Describing the short Der Fuehrer’s Face is difficult and uncomfortable. How do you really review a short that features a beloved character like Donald Duck dressed up as a Nazi, the most brutal party of killers that this century has known? Imagine a short today where Mickey became part of the Taliban or Al Qaeda. The Nazi/terrorist comparison doesn’t quite ring true, but it’s part of the difficulty of describing this short.
I’m a World War II buff, as I’ve stated before on this blog. My favorite novels are Herman Wouk’s World War II books, and I know a great deal about the war. So, knowing the atrocities committed in the name of Hitler, seeing one of my favorite cartoon characters say “Heil Hitler” makes me gag reflexively.
At the time, though, Hitler was not a madman who committed near genocide, he was instead a foe of the United States. Therefore, in that context, making fun of him to belittle him makes perfect sense if you were in Hollywood in 1942-1943. This short was released January 1, 1943, so it was right in the midst of the war effort.
If you can move past the horror of the Nazis, the short is quite funny. The original song “Der Fuehrer’s Face” is a hilarious send up of the totalitarian regime. The lyrics tell how all the “Nutzis” have to do whatever the Fuehrer says, no matter how silly, and then take time out of their day to thank him for the oppressive conditions they live in.
Donald comes into the picture as the Nutzi band, made up of some various Axis style members (a Japanese man, an Italian and some Germans) marches through his house to wake him up. Donald’s living conditions, where he has to spray essence of bacon and eggs into his mouth and saw off a piece of stale bread, are a great illustration of what happens in this sort of government.
But the true reveal is when Donald ends up in the factory, trying to keep up the assembly line of shells going while still saluting Hitler any time his picture comes down the pike or whenever the PA system tells him to. There’s even the “vacation” which consists of a mountain backdrop falling for a moment before disappearing. The effect is a brutal condemnation on the effects of a totalitarian regime on the quality of life for the worker. Heady stuff for a cartoon, eh?

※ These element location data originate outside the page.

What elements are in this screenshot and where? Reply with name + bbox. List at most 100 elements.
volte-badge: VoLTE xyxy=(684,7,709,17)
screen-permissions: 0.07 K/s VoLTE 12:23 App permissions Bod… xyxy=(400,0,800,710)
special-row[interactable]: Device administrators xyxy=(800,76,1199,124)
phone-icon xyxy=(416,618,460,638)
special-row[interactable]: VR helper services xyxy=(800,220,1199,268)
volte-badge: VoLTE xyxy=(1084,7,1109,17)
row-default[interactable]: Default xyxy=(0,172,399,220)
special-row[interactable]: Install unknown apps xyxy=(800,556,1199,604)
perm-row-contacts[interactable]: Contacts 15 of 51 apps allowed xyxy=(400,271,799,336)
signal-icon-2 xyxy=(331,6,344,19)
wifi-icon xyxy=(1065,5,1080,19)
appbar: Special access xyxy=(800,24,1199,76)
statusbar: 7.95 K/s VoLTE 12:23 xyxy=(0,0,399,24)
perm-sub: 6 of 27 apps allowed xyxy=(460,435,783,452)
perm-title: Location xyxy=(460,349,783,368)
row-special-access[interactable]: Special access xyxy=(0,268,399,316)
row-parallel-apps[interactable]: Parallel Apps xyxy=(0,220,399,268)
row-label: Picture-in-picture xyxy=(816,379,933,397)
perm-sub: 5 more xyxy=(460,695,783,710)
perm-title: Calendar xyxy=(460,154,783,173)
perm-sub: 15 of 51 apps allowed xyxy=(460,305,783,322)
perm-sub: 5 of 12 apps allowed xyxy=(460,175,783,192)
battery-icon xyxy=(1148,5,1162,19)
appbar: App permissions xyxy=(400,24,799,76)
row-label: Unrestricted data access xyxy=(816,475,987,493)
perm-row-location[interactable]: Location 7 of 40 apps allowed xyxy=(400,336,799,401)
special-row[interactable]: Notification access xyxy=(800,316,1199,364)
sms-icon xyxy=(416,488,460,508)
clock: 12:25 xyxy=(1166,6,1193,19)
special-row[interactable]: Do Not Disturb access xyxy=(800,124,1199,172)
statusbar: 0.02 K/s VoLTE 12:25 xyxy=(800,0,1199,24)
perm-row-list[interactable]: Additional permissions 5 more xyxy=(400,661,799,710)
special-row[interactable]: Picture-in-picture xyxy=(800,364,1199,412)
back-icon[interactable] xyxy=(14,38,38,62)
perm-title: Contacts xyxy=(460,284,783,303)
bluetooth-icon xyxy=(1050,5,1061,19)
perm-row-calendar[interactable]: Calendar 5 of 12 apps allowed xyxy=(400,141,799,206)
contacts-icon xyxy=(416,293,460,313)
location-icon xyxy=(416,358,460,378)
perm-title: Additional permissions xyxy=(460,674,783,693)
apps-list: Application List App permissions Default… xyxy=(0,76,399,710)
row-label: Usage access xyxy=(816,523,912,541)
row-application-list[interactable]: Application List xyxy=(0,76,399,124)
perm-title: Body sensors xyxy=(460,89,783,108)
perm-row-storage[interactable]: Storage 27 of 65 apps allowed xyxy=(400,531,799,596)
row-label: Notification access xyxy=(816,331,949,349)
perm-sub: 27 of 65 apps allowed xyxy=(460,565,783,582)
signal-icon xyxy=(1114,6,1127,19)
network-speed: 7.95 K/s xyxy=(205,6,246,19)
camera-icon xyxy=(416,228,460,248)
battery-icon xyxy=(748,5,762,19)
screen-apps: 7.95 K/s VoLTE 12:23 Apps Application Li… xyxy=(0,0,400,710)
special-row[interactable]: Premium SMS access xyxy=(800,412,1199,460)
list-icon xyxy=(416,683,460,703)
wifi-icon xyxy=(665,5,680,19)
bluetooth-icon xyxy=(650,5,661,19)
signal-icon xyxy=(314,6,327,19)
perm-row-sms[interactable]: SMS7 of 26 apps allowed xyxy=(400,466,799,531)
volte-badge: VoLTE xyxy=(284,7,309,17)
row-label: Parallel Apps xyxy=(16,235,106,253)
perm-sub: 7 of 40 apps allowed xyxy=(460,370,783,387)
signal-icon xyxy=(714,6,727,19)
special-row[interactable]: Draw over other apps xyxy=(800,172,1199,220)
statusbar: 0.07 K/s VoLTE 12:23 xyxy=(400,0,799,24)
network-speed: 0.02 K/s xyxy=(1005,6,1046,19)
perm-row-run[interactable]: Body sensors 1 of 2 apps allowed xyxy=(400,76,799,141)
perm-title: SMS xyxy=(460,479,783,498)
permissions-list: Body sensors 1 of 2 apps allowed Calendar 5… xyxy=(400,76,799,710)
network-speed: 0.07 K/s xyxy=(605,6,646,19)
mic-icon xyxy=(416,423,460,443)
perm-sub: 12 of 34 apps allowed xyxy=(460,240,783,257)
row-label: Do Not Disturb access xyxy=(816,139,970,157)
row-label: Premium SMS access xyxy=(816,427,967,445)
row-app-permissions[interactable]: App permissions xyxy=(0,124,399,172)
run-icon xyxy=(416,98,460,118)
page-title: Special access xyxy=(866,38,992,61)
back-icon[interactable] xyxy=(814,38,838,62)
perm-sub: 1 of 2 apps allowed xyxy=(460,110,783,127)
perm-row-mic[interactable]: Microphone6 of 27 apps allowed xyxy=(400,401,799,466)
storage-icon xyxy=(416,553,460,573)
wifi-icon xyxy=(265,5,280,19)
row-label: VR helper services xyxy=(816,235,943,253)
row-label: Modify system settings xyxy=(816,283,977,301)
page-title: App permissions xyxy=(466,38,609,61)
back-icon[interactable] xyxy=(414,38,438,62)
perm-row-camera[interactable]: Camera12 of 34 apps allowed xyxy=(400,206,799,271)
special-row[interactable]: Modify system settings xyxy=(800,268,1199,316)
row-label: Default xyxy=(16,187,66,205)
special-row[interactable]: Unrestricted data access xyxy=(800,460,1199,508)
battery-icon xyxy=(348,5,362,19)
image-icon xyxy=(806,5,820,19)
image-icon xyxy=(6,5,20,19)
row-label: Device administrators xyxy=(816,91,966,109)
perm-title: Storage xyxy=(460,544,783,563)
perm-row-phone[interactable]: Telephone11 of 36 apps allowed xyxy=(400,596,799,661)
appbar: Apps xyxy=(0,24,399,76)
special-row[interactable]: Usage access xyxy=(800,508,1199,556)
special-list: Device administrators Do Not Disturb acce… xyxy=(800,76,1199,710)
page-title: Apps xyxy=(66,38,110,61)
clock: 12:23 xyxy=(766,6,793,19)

As the end comes near, Donald loses it, and the short devolves into a surrealist fantasy, with Nazi whistles, Donald being pounded as he comes down the assembly line. It all fades away to reveal a red, white and blue Donald in bed. It was all a dream!
Despite that, this is still a short I would hesitate to show to younger people or anyone who doesn’t understand the context in which it was produced. If you don’t know the mood of the country at the time, and the ignorance of Hitler’s deeds, then this short could seem very insensitive. Still, it’s one of the most ingenious and well animated shorts in Donald’s long career, so animation fans must view it at least once.